Par conclusions notifiées par voie électronique le 23 décembre 2020, la SNC Ambassadeur, intimée, demande à la cour de confirmer le jugement, de débouter l'appelant de ses demandes et de condamner M. [W] au paiement d'une somme de 3.000 euros en application de l'article 700 du code de procédure civile ainsi qu'aux dépens
L'intimé réplique que :
- le salarié a été engagé au poste de réceptionniste tournant, impliquant un travail de réceptionniste d'une part et des fonctions distinctes de réceptionniste de nuit d'autre part.
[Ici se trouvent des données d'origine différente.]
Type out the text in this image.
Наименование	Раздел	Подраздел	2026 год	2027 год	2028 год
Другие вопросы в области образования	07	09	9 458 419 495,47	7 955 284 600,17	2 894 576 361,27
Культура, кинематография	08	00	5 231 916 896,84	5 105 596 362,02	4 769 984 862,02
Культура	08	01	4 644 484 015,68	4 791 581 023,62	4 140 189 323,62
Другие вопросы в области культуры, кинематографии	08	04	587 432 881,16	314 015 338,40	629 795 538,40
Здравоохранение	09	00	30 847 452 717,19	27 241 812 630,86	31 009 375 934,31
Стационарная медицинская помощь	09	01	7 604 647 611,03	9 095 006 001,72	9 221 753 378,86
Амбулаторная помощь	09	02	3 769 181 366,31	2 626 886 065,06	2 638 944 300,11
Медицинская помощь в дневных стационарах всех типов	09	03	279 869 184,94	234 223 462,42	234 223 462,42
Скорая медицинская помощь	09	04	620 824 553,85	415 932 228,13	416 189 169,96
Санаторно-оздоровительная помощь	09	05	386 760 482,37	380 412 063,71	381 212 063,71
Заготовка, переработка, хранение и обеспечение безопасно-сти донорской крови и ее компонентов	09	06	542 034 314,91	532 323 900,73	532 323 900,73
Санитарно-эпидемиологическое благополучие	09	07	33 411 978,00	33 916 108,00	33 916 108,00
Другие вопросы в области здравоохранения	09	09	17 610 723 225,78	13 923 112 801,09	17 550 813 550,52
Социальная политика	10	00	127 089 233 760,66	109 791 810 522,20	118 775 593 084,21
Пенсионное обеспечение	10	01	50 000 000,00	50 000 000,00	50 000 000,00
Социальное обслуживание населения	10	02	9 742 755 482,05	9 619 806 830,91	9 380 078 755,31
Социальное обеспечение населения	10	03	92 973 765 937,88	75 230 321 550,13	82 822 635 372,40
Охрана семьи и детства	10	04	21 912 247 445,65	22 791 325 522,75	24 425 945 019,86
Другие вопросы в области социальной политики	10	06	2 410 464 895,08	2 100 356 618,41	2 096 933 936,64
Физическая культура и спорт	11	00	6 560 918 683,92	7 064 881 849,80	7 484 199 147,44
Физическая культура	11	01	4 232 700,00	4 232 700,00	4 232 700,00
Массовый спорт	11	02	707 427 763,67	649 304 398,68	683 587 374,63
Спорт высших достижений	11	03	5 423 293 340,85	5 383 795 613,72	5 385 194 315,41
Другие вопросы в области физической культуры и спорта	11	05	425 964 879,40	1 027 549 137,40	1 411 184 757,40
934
Or, pendant ses précédents CDD extra, il n'avait exercé que des fonctions de réceptionniste, ne permettant pas à l'employeur d'évaluer ses compétences aux fonctions spécifiques de réceptionniste de nuit ;
- sa précédente expérience à un poste de réceptionniste de nuit dans un hôtel de la même chaîne, outre le fait qu'elle ne saurait être prise en compte au titre de son contrat de travail avec la SNC Hôtel Ambassadeur, les deux sociétés étant distinctes, n'est démontrée par aucune pièce produite par le salarié ;
- au demeurant, les expériences antérieures chez d'autres employeurs sont inopérantes, la période d'essai ayant pour objet d'apprécier les qualités professionnelles au sein de la société où il est engagé ;
- le délai de prévenance de 48 heures applicable à la rupture de la période d'essai ayant été respecté et le salarié ne justifiant d'aucune circonstance vexatoire, il ne peut prétendre à des indemnités au titre des circonstances de la rupture, ni au titre de la rupture abusive du CDD ;
- en tout état de cause, le quantum de ses demandes est exorbitant, en ce qu'il sollicite une triple indemnisation sans démontrer un préjudice distinct pour chacune d'elles.
MOTIFS DE LA DÉCISION
Sur les demandes relatives à la rupture du contrat de travail
La lettre de rupture de période d'essai du 11 mai 2018 est ainsi rédigée :
« Vous avez intégré notre entreprise le 1er mai 2018 en qualité de Réceptionniste Tournant, en contrat à durée déterminée saisonnier, qui prévoit une période d'essai de 1 mois.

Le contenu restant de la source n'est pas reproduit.